Here’s the short of it: DISD is the fastest improving urban district in the state. It is doing great work. Yet compared to other North Texas districts, it doesn’t have enough money to spend on its aging facilities (in terms of property taxes per student dedicated to buildings, DISD ranks 24th in the area). And right now we have a generational opportunity to borrow money at low rates (DISD can save about $800 million in interest payments if it can issue bonds now).

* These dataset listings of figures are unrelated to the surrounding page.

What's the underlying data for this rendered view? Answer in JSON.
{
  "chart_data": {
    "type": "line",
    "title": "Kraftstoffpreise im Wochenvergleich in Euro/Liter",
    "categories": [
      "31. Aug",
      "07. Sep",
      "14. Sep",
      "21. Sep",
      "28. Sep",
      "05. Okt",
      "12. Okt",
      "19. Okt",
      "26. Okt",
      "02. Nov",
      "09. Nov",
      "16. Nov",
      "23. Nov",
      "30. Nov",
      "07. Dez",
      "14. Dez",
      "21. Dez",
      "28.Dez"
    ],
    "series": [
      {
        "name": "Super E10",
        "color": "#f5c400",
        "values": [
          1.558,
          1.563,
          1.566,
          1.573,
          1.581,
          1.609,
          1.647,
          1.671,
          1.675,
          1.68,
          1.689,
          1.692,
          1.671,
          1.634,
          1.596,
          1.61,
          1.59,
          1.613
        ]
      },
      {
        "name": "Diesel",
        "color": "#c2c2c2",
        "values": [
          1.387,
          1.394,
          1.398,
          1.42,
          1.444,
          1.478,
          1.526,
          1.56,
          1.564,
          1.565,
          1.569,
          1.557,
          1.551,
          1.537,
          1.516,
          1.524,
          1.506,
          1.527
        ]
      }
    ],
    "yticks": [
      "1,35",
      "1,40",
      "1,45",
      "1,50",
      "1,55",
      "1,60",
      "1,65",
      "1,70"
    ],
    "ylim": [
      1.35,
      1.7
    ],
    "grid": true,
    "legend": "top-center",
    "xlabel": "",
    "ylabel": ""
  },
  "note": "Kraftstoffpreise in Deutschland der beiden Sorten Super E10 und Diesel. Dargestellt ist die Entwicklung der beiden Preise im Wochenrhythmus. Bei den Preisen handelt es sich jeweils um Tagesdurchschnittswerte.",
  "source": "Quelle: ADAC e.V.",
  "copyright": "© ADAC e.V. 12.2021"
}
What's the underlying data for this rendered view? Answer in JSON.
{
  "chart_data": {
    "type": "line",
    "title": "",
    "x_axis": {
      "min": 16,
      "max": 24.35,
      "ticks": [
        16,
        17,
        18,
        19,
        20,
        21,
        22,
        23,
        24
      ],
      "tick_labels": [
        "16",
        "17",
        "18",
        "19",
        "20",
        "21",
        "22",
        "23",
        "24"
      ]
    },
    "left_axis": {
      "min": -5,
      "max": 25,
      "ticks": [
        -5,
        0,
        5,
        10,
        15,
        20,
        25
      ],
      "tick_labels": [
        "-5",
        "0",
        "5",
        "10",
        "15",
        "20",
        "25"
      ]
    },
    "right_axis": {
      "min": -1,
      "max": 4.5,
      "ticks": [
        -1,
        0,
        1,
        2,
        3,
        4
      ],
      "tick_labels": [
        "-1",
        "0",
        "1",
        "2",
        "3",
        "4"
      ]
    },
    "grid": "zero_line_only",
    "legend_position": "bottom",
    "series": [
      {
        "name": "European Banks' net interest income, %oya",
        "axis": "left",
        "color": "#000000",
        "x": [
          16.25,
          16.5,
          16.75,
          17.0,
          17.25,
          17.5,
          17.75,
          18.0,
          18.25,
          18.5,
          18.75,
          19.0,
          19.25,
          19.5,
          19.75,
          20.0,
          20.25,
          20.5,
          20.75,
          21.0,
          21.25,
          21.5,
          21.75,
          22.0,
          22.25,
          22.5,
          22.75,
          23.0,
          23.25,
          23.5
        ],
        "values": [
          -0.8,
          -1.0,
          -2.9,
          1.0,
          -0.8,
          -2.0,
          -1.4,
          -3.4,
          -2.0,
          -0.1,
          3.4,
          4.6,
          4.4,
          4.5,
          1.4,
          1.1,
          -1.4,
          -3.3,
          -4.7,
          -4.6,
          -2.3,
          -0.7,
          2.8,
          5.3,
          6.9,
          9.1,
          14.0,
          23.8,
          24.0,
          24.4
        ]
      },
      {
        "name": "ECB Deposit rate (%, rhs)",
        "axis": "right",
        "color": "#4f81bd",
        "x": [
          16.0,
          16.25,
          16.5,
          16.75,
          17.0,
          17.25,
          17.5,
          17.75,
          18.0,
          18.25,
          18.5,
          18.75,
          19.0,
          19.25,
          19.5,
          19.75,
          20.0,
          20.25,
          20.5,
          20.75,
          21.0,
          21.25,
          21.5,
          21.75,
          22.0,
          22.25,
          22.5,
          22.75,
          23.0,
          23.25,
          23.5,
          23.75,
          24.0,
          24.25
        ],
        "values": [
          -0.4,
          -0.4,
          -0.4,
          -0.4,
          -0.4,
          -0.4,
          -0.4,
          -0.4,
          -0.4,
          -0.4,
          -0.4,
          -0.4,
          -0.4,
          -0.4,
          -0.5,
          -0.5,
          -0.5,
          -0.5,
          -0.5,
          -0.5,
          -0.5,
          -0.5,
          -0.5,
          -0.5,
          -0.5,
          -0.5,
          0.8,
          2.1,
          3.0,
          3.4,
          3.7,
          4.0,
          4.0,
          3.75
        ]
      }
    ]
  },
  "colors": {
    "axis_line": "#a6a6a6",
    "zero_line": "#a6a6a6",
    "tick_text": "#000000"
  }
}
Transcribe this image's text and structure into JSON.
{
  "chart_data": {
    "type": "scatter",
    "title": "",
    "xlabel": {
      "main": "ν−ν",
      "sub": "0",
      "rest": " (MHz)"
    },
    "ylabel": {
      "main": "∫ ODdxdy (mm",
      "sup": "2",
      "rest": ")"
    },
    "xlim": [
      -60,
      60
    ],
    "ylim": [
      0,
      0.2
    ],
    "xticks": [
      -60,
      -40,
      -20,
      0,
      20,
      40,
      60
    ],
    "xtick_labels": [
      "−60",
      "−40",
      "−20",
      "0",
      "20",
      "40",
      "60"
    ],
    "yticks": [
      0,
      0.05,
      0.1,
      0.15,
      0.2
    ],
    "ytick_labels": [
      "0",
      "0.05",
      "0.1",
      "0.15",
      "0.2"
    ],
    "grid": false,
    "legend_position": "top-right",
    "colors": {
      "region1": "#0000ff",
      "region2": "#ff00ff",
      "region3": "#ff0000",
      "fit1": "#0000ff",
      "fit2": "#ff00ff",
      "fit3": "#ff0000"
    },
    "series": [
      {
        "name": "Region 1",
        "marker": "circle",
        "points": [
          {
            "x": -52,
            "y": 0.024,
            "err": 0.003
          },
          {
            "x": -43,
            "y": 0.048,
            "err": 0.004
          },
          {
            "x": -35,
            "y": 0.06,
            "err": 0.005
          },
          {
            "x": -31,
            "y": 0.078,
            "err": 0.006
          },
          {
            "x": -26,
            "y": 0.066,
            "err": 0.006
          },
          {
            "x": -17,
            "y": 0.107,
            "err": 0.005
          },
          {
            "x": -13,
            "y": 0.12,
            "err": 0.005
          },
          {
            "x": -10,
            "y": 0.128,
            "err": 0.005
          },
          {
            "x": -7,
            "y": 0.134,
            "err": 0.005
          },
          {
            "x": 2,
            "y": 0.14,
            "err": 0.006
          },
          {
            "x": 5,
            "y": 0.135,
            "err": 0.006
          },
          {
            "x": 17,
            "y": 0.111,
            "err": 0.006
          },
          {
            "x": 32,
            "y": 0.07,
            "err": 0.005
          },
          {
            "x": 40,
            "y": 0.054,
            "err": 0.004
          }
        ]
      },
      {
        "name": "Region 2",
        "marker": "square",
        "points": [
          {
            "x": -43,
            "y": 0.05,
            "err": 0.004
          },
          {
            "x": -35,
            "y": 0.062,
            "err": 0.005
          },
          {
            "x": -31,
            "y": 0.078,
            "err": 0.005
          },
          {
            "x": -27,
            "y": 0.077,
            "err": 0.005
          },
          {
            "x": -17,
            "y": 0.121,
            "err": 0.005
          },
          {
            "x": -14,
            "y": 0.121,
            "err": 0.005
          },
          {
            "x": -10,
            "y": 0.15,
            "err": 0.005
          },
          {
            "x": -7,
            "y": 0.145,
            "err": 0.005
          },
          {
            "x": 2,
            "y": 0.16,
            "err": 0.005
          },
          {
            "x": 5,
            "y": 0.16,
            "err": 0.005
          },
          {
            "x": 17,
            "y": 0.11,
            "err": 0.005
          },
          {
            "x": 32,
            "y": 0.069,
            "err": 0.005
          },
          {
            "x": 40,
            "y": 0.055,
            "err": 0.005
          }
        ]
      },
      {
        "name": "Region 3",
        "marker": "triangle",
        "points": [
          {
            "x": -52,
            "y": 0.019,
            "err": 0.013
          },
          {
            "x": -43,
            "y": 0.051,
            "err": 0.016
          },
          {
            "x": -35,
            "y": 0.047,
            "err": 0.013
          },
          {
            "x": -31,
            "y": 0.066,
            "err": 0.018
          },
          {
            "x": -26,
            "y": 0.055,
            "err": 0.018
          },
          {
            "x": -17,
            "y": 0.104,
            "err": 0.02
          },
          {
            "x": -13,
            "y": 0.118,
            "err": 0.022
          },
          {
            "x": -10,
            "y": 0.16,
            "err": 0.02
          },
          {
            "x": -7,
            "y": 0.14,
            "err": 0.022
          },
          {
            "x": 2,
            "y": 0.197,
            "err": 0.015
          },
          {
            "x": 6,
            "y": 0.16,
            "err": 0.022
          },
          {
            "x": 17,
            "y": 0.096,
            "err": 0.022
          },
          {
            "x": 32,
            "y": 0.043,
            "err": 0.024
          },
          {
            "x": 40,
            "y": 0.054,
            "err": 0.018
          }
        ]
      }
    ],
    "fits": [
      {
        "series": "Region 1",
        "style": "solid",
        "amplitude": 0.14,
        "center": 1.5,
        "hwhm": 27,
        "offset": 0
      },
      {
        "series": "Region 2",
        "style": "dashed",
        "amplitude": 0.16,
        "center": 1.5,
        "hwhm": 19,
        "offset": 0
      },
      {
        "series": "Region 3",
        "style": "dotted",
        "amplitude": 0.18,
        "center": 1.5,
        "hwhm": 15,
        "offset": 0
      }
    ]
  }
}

I learned this stuff from a presentation given yesterday to some of the D Magazine staff by folks trying to get the bond program passed: Todd Williams of Commit, DISD trustees Miguel Solis and Karla Garcia, and the Dallas Regional Chamber’s Drex Owusu (who is co-chair of the bond steering committee). One of the slides in their PowerPoint deck showed the community leaders who endorse the bond election. To list a few:
Ron Kirk (former mayor)
Mike Rawlings (former mayor)
Larry James (CitySquare)
Fred Perpall (Dallas Citizens Council)
Susan Hoff (United Way)
Rafael Anchia (state rep)
Laurie Larrea (Workforce Solutions)
George Mason (Wilshire Baptist)
Bob Mong (UNT Dallas)
Looking at the slide, I asked if a mistake had been made. Where was Eric Johnson? Todd Williams told me that the mayor had said he wouldn’t endorse the bond because he had a conflict of interest, given that he’s a bond lawyer. Shortly after being elected mayor, you’ll recall, he was named a partner at Locke Lord. I asked Solis and Garcia if Locke Lord was handling the bond for DISD. No, it is not.
So I emailed Tristan Hallman, the mayor’s chief of policy and communications. Hallman told me two things that don’t make sense. First, he pointed out that the mayor has made no endorsements in this election cycle. As I told Hallman, endorsing a politician in a partisan race isn’t the same thing as endorsing a badly needed bond program.
Second, and more troubling, Hallman said the mayor has no conflict of interest here. Rather, he “wants to avoid even the appearance of a conflict because he is a bond attorney.”
Let that sink in.
If you follow the mayor’s logic, one of two things needs to happen. Either he needs to step down as mayor, or he needs to quit his side gig at Locke Lord.
How can a partner at a large public finance law firm serve as the mayor of a city and avoid the appearance of a conflict of interest? He can’t. Locke Lord, by the way, represents the Dallas Police and Fire Pension System, the city’s Employee Retirement Fund, and the North Texas Tollway Authority.
When the mayor took the job at Locke Lord, the firm’s deputy managing partner, Whit Roberts, said, “The mayor has said that his service to the residents of Dallas comes first, and we fully understand that.” That turns out not to be true. With this important bond election, the mayor’s lawyer job is preventing him from serving the citizens of Dallas.
In our city-manager, weak-mayor system of government, Eric Johnson has just one vote on the City Council. His most powerful instrument, then, in leading the city is the bully pulpit. He can get out there and tell citizens what he thinks. If the mayor wanted to serve the residents of Dallas, he would show leadership on the DISD program. Heck, maybe he thinks the bond is bad for Dallas. It’s one or the other, right? Either we should vote for it, or we should vote against it. The mayor’s voice in that discussion would help the city decide which is the best course forward.
But Mayor Eric Johnson, Esq., has decided to remain silent. And that silence speaks volumes.